PORTLAND, Maine (NEWS CENTER) — It’s the time that comes but once a year; holiday time.
Christmas tunes are already blaring on the radio, Santa’s flushed face is decorating lawns and every store’s insides are bursting with green and red.
For most, it is a stress-filled time of year, juggling holiday parties and recitals, family gatherings, and an endless shopping list.
But for one special little boy from Saco, Maine, Christmas is a little quieter and a lot earlier.
A WISH GRANTED
The holiday arrived Sunday, November 12 to a small hospital room at Maine Medical Center in nearby Portland.
Nine-year-old Jacob Thomspon has been battling stage four neuroblastoma since he was just five. Neuroblastoma is a cancer that generally affects children and infants. He was admitted to Maine Medical Center on October 11 and his parents were told he only had a month to live.
Jacob is a typical young boy in most respects, he loves Christmas, police , and penguins.
We introduced Jacob to you on November 1, when we shared his wish for Christmas cards for his last holiday.
Since then tens of thousands of cards have flown into Jacob’s small hospital room from, not only, all over Maine but all over the world.
Surrounded by cards, stuffed penguins, a Christmas tree and lights, Jacob celebrated Christmas with his family Sunday morning.
Mr. and Mrs. Claus even took time to visit Jacob and make, what his parents are saying will be his last Christmas, a very special one.
“It seems like it took forever to get here, but I am so excited Christmas is finally here. I just want Jacob to be able to smile, and not have to focus on the pain,” said Jacob’s father, Roger Guay.
And even though the pain doesn't’t go away, even for an early Christmas, at least the pain takes a back seat to the excitement that Jacob’s little hospital room has seen over the last two weeks.
Since November 1, Jacob has not only had cards flying in from celebrities like Ellen DeGeneres, Arnold Schwarzenegger, Rob Lowe and fellow Mainer, Anna Kendrick, but he has also had a parade of police officers from all over New England travel to meet him, and real live penguins waddle their way to his bedside.
Jacob loves to say “live life like a penguin.” It is a common phrase in his home and now in his hospital room.
While we don’t know for sure why their family says this, it got us thinking about how penguins live.
These little black and white birds spend their days in the cold Antarctic coast living as a community., waddling through life together because they know what so many of us take for granted, -- there is strength in numbers.
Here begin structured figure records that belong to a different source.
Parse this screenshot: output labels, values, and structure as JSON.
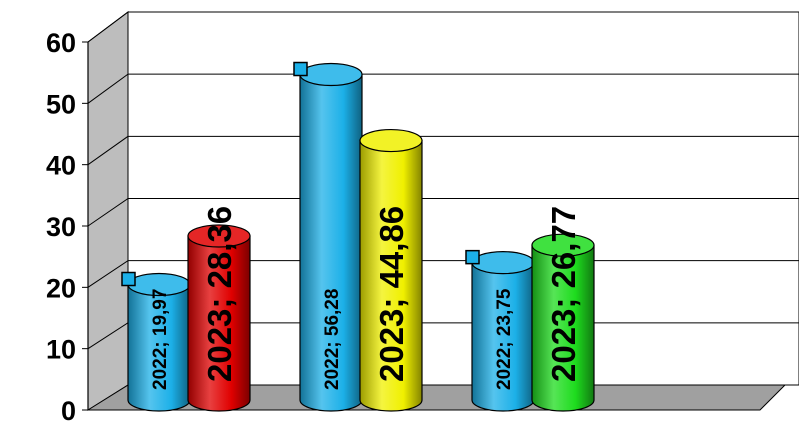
{
  "chart_data": {
    "type": "bar",
    "style": "3d-cylinder",
    "ylim": [
      0,
      60
    ],
    "yticks": [
      "0",
      "10",
      "20",
      "30",
      "40",
      "50",
      "60"
    ],
    "grid": true,
    "legend": "none",
    "groups": [
      {
        "bars": [
          {
            "label": "2022; 19,97",
            "value": 19.97,
            "color": "#1cb0e8",
            "big": false,
            "marker": true
          },
          {
            "label": "2023; 28,36",
            "value": 28.36,
            "color": "#e00000",
            "big": true,
            "marker": false
          }
        ]
      },
      {
        "bars": [
          {
            "label": "2022; 56,28",
            "value": 56.28,
            "color": "#1cb0e8",
            "big": false,
            "marker": true
          },
          {
            "label": "2023; 44,86",
            "value": 44.86,
            "color": "#f0f000",
            "big": true,
            "marker": false
          }
        ]
      },
      {
        "bars": [
          {
            "label": "2022; 23,75",
            "value": 23.75,
            "color": "#1cb0e8",
            "big": false,
            "marker": true
          },
          {
            "label": "2023; 26,77",
            "value": 26.77,
            "color": "#1edc1e",
            "big": true,
            "marker": false
          }
        ]
      }
    ],
    "colors": {
      "wall": "#ffffff",
      "side_wall": "#bdbdbd",
      "floor": "#a0a0a0",
      "marker": "#1cb0e8"
    }
  }
}
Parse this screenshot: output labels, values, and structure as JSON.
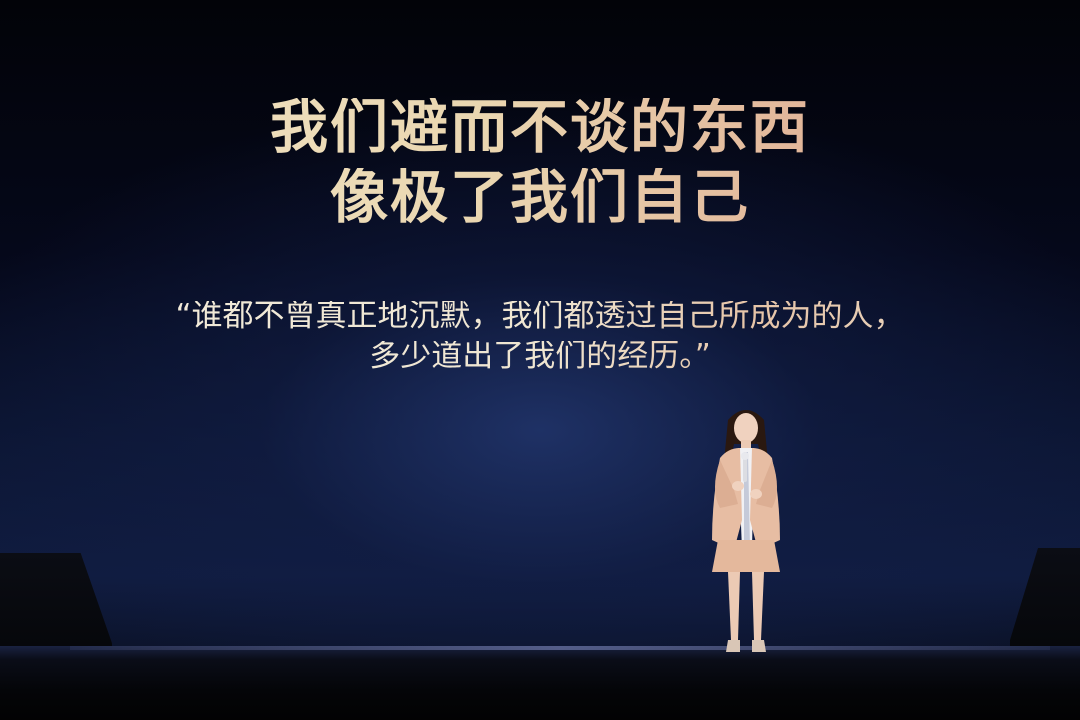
{
  "slide": {
    "headline_line1": "我们避而不谈的东西",
    "headline_line2": "像极了我们自己",
    "quote_line1": "“谁都不曾真正地沉默，我们都透过自己所成为的人，",
    "quote_line2": "多少道出了我们的经历。”"
  },
  "colors": {
    "headline": "#ead6b0",
    "quote": "#efe6d2",
    "background": "#05081a",
    "stage_glow": "#1c2e64"
  },
  "scene": {
    "presenter_outfit": "beige blazer and skirt"
  }
}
As these tuxedoed birds huddle together they form a protection not only from predators but from the biting cold, as they warm each other.
That might be why Jacob and his family say, ‘live life like a penguin.’ Just as Jacob’s early Christmas has been brightened but his greater community, we too have been warmed by his story and his spirit.
Jacob’s parents have been touched by the outpouring of support that their little boy has received. Jacob has been getting anywhere from 10,000 to 15,000 letters a day. His parents want to spend Jacob’s remaining time together focused on their son.
It is perhaps fitting then, that as a community, we take a page from Jacob’s book this time of year, and hopefully always, to live our own lives like the little birds he loves so much...as a community that strengthens each other.